Organizations with large amounts of transactional data are in a challenging position to reconcile balance sheet accounts and transactions quickly and effectively while also identifying any potentially fraudulent activity. Performed manually, this can be very cumbersome and prone to errors.
The pressure of having to handle thousands or millions of transactions while ensuring accuracy can cause fraudulent items and patterns to be missed. New technologies, like Cadency® by Trintech, are being developed to help with this very process. Cadency enables high volume transaction matching at very efficient speeds and is now introducing technology to help with detective risk identification.
How Can the Office of Finance Resolve This Issue?
Artificial Intelligence (AI) and Machine Learning (ML) technologies are expanding in the Office of Finance and enabling technology to identify risk in a standardized way, find patterns, and make workflow recommendations. Seamless integration enables organizations to quickly introduce this technology into their ecosystem and start reaping the benefits immediately.
Over time, Machine Learning can build upon the information and the trends to learn and identify any changes that are happening as well as catch any new trends.
Reconciling Balance Sheet Accounts with AI Risk Rating for Transactions
Cadency’s AI Risk Rating for Transactions utilizes an AI-based engine called Risk Rating Engine (RRE), which is built to analyze large amounts of financial data and allocate risk ratings. The rating is based on the priority configured by the user to various AI control points.

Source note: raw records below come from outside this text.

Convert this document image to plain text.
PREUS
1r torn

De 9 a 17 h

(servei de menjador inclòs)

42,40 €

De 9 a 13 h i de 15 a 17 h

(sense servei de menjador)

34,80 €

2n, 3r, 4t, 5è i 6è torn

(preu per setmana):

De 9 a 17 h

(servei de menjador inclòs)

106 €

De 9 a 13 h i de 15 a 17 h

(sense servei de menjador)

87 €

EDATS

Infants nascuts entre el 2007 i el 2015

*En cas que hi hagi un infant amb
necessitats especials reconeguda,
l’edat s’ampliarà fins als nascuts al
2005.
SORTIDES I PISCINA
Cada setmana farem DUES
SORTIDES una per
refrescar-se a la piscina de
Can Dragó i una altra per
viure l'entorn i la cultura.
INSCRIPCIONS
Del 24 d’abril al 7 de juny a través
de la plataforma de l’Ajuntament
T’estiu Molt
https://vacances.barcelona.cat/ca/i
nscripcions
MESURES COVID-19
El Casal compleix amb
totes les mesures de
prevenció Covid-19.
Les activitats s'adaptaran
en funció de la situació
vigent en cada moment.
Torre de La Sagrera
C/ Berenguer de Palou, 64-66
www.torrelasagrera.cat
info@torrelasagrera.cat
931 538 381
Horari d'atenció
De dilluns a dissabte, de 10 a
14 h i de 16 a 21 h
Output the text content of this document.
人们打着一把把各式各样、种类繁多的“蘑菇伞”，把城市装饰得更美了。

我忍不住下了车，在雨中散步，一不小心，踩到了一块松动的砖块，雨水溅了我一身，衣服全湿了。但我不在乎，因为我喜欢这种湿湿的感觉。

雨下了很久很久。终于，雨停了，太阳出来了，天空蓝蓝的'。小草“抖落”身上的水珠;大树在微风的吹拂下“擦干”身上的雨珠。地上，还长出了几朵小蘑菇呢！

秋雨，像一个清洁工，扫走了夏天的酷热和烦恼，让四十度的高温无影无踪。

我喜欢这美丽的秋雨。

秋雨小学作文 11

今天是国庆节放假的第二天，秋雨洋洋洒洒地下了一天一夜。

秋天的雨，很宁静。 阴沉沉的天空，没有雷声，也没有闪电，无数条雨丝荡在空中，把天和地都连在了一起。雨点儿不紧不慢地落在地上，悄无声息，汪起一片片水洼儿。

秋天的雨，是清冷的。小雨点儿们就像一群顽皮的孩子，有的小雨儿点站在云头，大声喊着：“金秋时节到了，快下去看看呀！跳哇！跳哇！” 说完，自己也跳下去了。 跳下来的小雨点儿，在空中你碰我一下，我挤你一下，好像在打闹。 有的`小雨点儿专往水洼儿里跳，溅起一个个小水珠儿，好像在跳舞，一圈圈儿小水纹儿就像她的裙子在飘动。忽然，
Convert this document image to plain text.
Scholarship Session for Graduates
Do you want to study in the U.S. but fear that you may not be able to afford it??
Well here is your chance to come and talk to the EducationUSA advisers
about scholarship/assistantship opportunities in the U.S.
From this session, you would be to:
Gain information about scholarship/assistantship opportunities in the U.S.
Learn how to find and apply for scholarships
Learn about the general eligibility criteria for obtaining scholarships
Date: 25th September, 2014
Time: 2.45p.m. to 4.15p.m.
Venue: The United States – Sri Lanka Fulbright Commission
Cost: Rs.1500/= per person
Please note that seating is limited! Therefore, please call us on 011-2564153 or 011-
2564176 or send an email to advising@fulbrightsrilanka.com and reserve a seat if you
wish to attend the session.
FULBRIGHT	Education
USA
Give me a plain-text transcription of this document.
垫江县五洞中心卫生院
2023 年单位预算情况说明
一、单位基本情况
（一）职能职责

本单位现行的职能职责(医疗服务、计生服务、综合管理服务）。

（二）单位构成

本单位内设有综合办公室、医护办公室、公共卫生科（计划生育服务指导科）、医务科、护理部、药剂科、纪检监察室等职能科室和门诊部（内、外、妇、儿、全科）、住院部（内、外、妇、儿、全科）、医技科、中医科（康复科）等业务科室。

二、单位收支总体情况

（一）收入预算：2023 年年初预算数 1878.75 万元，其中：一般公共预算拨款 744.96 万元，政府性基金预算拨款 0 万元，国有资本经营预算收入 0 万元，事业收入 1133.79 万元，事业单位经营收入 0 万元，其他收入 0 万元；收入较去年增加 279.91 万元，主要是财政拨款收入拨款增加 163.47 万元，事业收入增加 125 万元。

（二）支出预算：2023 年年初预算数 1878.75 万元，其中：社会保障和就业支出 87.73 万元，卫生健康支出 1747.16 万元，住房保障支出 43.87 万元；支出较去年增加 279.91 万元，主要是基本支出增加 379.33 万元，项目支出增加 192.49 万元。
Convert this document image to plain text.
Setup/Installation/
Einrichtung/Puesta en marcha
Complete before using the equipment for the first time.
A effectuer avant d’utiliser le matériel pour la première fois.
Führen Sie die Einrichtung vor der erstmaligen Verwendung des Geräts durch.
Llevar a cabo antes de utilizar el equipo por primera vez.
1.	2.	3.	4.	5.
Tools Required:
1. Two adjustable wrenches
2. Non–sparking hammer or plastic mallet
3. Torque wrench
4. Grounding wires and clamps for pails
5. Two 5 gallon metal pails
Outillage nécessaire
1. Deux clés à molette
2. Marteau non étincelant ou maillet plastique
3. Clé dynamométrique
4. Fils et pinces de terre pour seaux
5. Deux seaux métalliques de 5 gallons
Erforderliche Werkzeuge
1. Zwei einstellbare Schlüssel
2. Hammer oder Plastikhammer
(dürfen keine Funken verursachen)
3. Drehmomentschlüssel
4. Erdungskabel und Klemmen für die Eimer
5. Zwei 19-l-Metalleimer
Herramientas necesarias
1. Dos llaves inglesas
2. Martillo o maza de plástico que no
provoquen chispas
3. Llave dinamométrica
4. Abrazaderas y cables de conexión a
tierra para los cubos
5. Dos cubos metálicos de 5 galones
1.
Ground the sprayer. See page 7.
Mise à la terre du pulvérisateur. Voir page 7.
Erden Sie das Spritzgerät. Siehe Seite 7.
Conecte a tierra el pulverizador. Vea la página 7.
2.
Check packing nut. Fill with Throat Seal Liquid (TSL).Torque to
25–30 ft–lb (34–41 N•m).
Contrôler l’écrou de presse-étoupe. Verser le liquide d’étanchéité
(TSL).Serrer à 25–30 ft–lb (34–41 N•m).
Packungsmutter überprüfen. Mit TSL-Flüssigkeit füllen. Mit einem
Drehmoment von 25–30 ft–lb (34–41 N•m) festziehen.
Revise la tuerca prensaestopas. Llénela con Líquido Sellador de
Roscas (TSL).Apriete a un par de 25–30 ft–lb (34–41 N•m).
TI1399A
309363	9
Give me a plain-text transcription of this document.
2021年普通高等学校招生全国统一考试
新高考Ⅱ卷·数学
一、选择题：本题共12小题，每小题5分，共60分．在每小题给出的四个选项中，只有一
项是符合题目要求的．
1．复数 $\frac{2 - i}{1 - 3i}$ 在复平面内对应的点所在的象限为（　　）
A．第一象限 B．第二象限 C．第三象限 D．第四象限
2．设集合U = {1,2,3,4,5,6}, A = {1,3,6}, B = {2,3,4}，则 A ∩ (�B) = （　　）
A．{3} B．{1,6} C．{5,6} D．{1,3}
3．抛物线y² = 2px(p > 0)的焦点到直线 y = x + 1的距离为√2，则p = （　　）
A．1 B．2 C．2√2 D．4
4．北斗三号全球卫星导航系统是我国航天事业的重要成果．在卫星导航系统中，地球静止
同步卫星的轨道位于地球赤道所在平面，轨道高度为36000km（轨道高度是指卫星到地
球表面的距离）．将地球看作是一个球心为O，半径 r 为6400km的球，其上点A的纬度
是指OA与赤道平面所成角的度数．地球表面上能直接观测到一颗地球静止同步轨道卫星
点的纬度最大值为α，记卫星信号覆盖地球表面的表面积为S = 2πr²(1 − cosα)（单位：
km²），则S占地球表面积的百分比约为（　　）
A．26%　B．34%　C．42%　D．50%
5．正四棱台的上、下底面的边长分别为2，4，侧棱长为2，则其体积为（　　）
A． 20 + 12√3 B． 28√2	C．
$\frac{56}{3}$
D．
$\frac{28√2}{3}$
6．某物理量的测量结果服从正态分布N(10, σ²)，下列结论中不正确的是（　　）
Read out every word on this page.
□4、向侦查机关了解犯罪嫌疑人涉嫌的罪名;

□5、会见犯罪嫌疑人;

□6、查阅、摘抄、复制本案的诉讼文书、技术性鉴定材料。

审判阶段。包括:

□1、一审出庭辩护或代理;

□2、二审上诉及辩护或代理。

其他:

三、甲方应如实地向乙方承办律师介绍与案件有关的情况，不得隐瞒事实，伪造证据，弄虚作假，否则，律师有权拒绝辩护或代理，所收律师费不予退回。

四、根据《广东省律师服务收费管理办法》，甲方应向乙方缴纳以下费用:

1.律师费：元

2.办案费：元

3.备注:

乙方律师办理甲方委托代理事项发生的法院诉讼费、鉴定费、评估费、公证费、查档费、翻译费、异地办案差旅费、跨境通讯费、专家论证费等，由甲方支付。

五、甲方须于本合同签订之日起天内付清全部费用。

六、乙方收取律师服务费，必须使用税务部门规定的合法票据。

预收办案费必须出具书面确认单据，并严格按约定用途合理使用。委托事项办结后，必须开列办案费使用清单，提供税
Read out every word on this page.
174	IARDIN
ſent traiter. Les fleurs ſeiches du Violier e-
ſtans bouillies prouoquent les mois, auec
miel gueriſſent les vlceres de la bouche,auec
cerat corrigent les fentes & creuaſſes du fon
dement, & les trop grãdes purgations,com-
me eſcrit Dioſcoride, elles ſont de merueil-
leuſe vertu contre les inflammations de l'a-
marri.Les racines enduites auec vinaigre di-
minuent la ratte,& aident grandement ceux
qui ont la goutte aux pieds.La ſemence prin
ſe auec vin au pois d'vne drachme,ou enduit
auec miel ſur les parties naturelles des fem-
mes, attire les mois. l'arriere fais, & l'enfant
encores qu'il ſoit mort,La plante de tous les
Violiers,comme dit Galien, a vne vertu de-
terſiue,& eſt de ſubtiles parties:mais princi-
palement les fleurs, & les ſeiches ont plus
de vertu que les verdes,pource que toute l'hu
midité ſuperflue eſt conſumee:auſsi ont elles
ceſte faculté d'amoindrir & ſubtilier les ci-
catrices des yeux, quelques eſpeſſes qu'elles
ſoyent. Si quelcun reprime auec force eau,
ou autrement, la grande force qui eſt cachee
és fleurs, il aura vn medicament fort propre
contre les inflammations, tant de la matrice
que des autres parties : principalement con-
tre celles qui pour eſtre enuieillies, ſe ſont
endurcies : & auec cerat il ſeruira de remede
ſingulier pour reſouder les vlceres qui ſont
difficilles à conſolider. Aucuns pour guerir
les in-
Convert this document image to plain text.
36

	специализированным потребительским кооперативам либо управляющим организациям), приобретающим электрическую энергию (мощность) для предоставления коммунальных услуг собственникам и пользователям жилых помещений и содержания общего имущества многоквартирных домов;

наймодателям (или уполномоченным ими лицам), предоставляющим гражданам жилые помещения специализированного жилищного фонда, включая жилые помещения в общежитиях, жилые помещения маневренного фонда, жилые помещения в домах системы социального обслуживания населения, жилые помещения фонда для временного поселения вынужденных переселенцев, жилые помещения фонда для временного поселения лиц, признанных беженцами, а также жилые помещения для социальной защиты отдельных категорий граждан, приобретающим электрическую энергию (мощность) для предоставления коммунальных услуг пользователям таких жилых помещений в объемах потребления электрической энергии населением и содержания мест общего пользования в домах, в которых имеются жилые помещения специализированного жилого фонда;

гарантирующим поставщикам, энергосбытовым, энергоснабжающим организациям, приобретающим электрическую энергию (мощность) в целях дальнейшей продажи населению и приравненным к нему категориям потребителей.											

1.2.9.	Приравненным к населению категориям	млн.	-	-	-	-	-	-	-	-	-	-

First, the RRE first analyzes data to find any patterns that may already exist. With the power of computing, the RRE can analyze millions of data points over time. The analysis ultimately leads to trends being found and iterated upon. This is where any trends of fraud or data anomaly or segmentation is found, and the risk is rated according to those trends and information.
Ultimately, AI Risk Rating for Transactions helps improve your controls throughout the financial close process and detect fraud at all levels.
As you complete the transaction matching process, the Risk Rating Engine analyzes and learns about your transactional datasets. At a high speed, the engine can process thousands of transactions, recognize patterns and identify any out-of-place items. It then returns a risk rating value and category based on different criteria to determine those values.
Administrators now can select transactions to send to the Risk Rating Engine for risk analysis. Admins will schedule a task and select the Operational Structure, Account, and Transaction Criteria and when run those transactions will be sent to the RRE via API for analysis. A checkbox allows admins to select whether they want already rated transactions to be rerated.
Once the RRE receives the transactions, it will leverage Artificial Intelligence and Machine Learning to compare the transactions using different criteria.
First, it will check the monetary value for transactions and accounts. After completing the trend analysis, the engine can then compare monetary values for transactions and accounts and find any anomalies and mark them as high or low value. This is helpful for items that may have been fraudulently edited somewhere along the transaction workflow.
Similarly, if any entries are found to be rounded off or changed somewhere to be rounded off those will be flagged as it may indicate fraud and should be reviewed prior to approval. Finally, taking into account the method of matching (manual or auto) helps the engine determine risk level as manual matching and changing of match rules can indicate fraud.
The RRE uses these criteria identify the risk range for each transaction. After processing, each transaction is given a Risk Rating Category of High, Medium, or Low as well as a Risk Rating Value (from 0-10), which can then be used by organizations to take a risk-based approach to operational matching.
AI Risk Rating for Transactions introduces a new detective control with Cadency Match. Leveraging AI and Machine Learning, high volumes of transactional data can be analyzed, and fraudulent items identified. Integration and setup are simple, and administrators can configure scheduling for risk analysis.
Organizations looking to reconcile their balance sheet accounts more effectively with less risk will benefit immensely from this new technology. Handling large volumes of data more efficiently and effectively not only helps lower risk in the financial close process but allows finance to focus more resources on supporting the business as a strategic partner.